General hospital in Norfolk County, Ontario, Canada

Norfolk General Hospital is a general hospital in Simcoe, Ontario, Canada; it is the only one in Norfolk County. The hospital was founded in 1925. It became an official teaching site for McMaster University's Faculty of Health Sciences in 2009. Like many hospitals, it has a charitable foundation which helps to fund its capital acquisitions and various programs.

Norfolk General Hospital can support up to 3,719 patients; the average patient stay is nearly eight days. It takes about five hours for the average patient to be admitted to the emergency room. 13% of the beds are located in private rooms where people with private health insurance usually get them.

==Services==
Norfolk General Hospital is equipped with 106 beds and a helipad. Recent improvements include expansion of the emergency department and installation of CT scan equipment. Doctors with hospital privileges include specialists and surgeons. The hospital also houses a nursing home for the elderly and the severely handicapped.

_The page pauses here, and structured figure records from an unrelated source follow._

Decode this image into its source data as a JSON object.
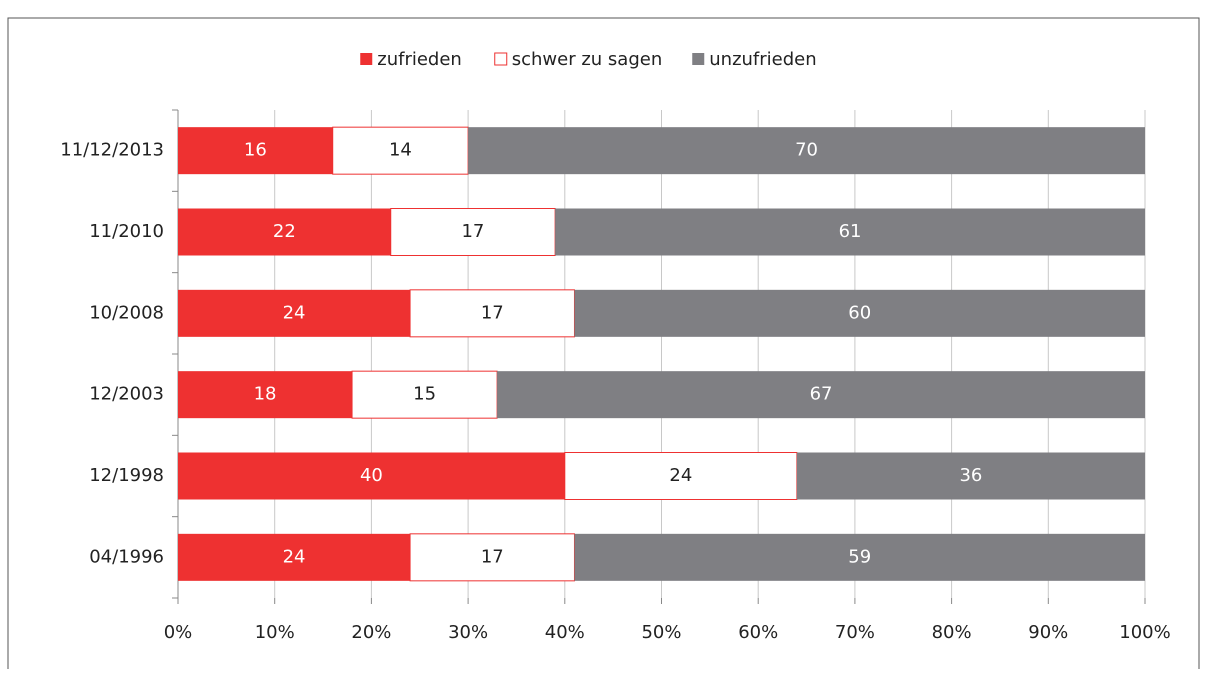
{
  "chart_data": {
    "type": "bar",
    "orientation": "horizontal",
    "stacked": true,
    "categories": [
      "11/12/2013",
      "11/2010",
      "10/2008",
      "12/2003",
      "12/1998",
      "04/1996"
    ],
    "series": [
      {
        "name": "zufrieden",
        "color": "#ee3131",
        "values": [
          16,
          22,
          24,
          18,
          40,
          24
        ]
      },
      {
        "name": "schwer zu sagen",
        "color": "#ffffff",
        "values": [
          14,
          17,
          17,
          15,
          24,
          17
        ]
      },
      {
        "name": "unzufrieden",
        "color": "#7f7f83",
        "values": [
          70,
          61,
          60,
          67,
          36,
          59
        ]
      }
    ],
    "xlim": [
      0,
      100
    ],
    "xticks": [
      {
        "value": 0,
        "label": "0%"
      },
      {
        "value": 10,
        "label": "10%"
      },
      {
        "value": 20,
        "label": "20%"
      },
      {
        "value": 30,
        "label": "30%"
      },
      {
        "value": 40,
        "label": "40%"
      },
      {
        "value": 50,
        "label": "50%"
      },
      {
        "value": 60,
        "label": "60%"
      },
      {
        "value": 70,
        "label": "70%"
      },
      {
        "value": 80,
        "label": "80%"
      },
      {
        "value": 90,
        "label": "90%"
      },
      {
        "value": 100,
        "label": "100%"
      }
    ],
    "grid": true,
    "legend": "top"
  }
}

Recent economic problems have forced the hospital to close three beds, making some nursing jobs redundant. A lack of demand, attributed to more seniors staying at home, was also cited as a reason for the closure.

==Helipad==
The hospital is not equipped with a helipad near their site. Air ambulances land at the helipad on Hunt Street North (next to Anvil) and then travel east on Queensway West, south on Queen Street South and then west along West Street. The helipad is maintained by the Government of Ontario.